Connecting the Wife of Bath to Modern Times
Have your students bring in articles from magazines and online sources with advice for women in their relationships with men. NOTE: You will want to give your students careful instructions as to which sources are appropriate (particularly online) before letting students begin the assignment -- in fact, depending on your school's policies, you may not want to offer the online option at all. It's much better to err on the side of caution and keep your name out of the paper!
However, even in juvenile publications like Seventeen, advice articles exist that portray some of the same contradictions that appear in the Wife of Bath's Prologue. Encourage your students to stay away from articles about the physical aspect of the relationship, focusing instead on what women should do to attract men.
Now, have your students do individual close readings of these articles, looking for similarities between the rhetorical argument of the Wife of Bath's Prologue and your articles. Your students will find articles telling women to appear assertive but to remain acquiescent; to act aggressive in getting male attention but then retreat and be the passive partner once the attention arrives.

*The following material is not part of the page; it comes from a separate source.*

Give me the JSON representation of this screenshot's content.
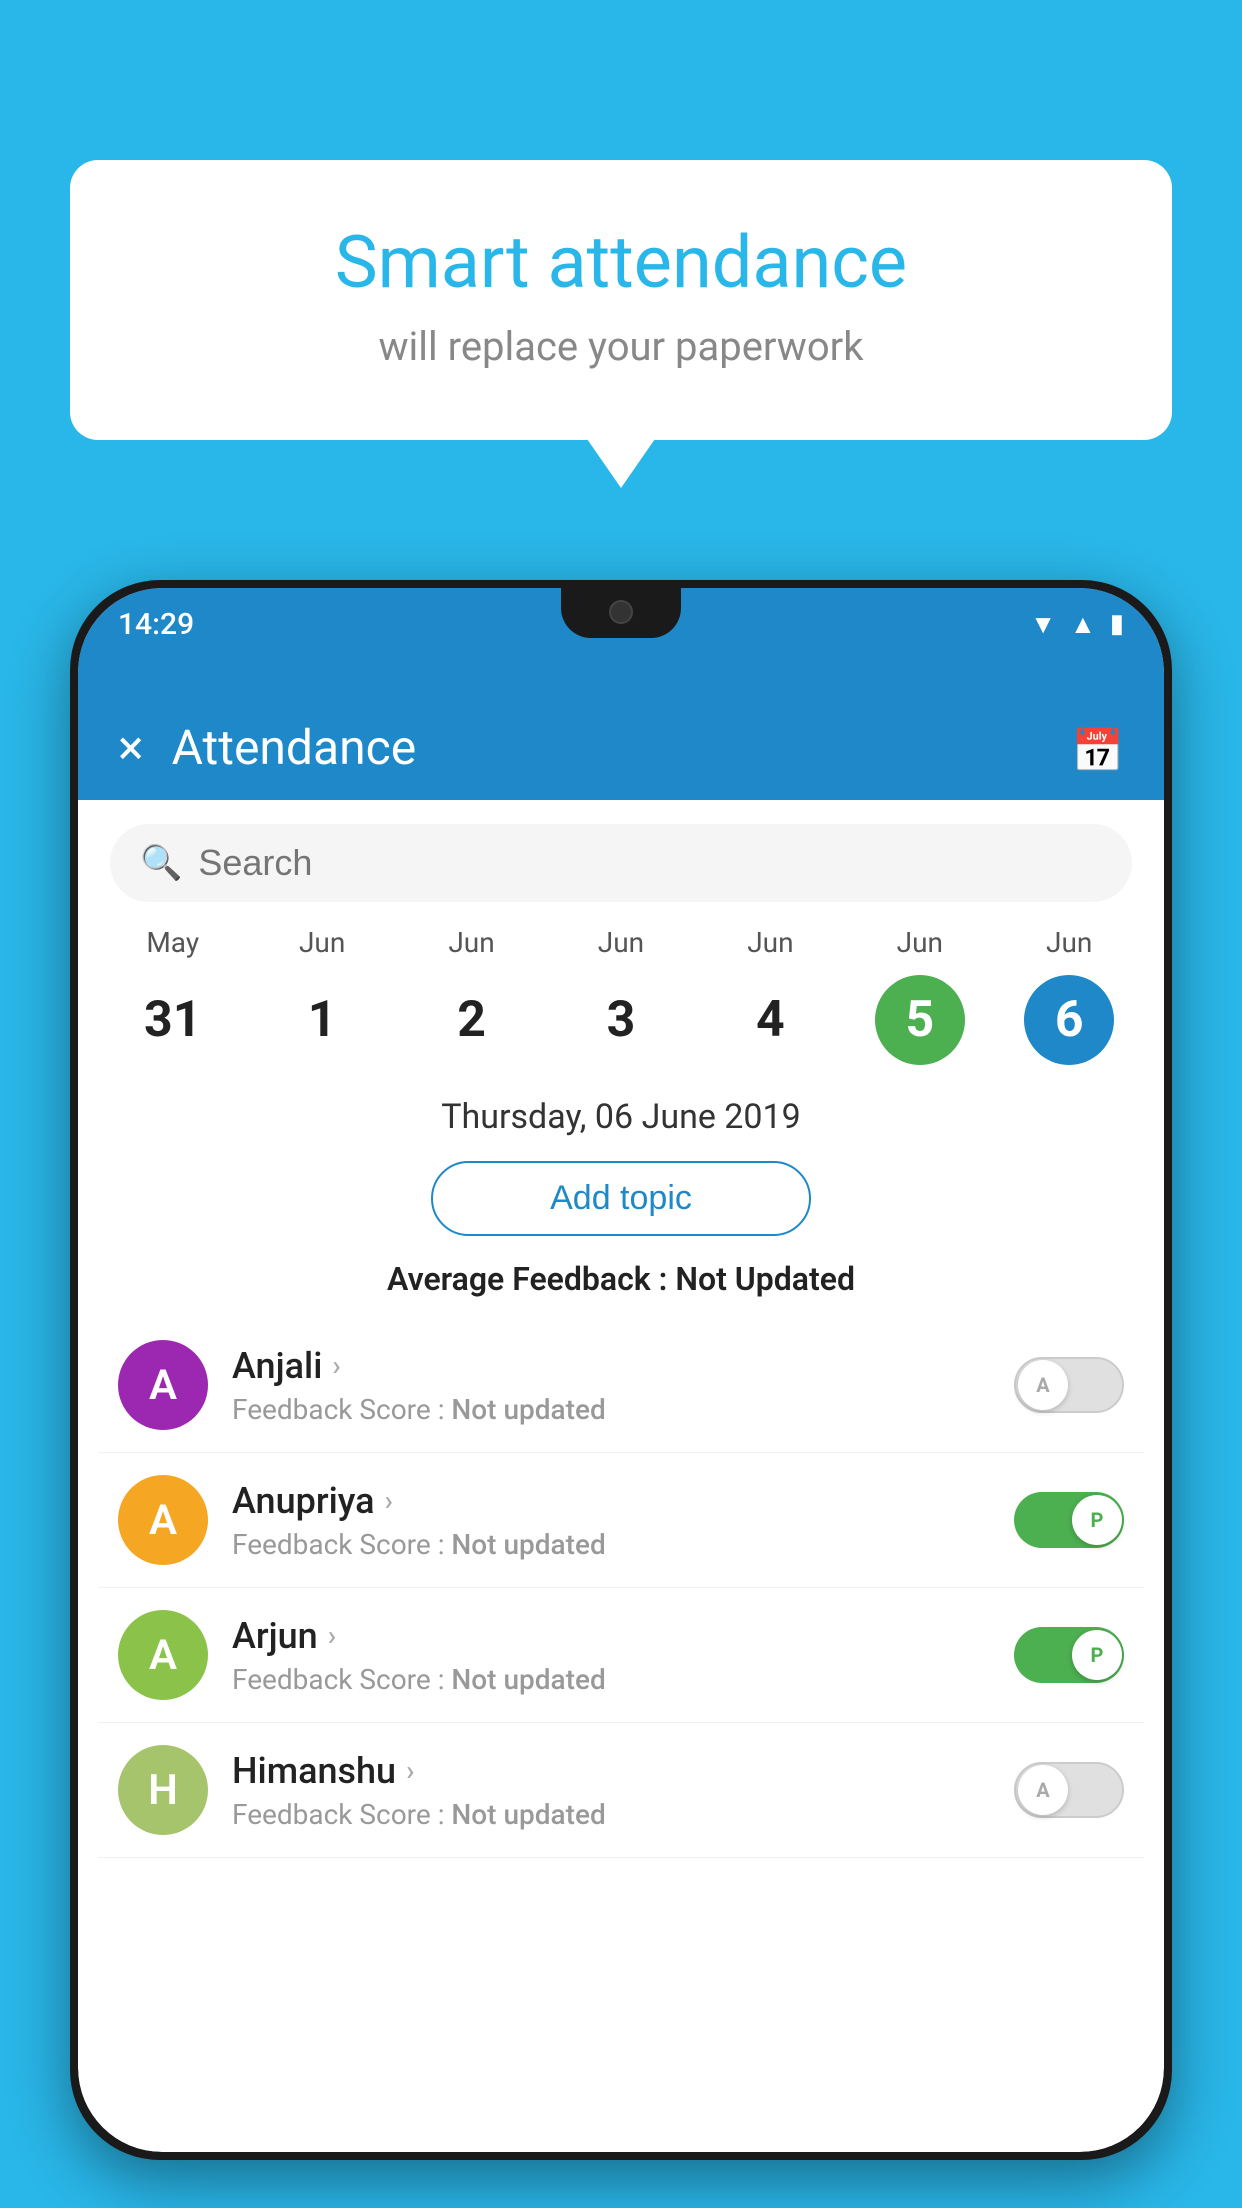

Your students will find articles with pictures showing women as an ideal model who are so skinny that their bones stick out in an unhealthy way.
Have your students do a Venn diagram, comparing and contrasting one of the articles that they brought in with the Wife of Bath's Prologue. How has the view of women, then, changed in the past 1,000 years?
Another extension activity using these articles could be a class-wide debate. Topics could include the following:
- Do romantic advice columns give women advice that limits their individuality and autonomy?
Do the visual representations of women in magazines like Seventeen and Vogue honor the important strengths of women?
- Have relationships between men and women changed fundamentally since the time of Chaucer?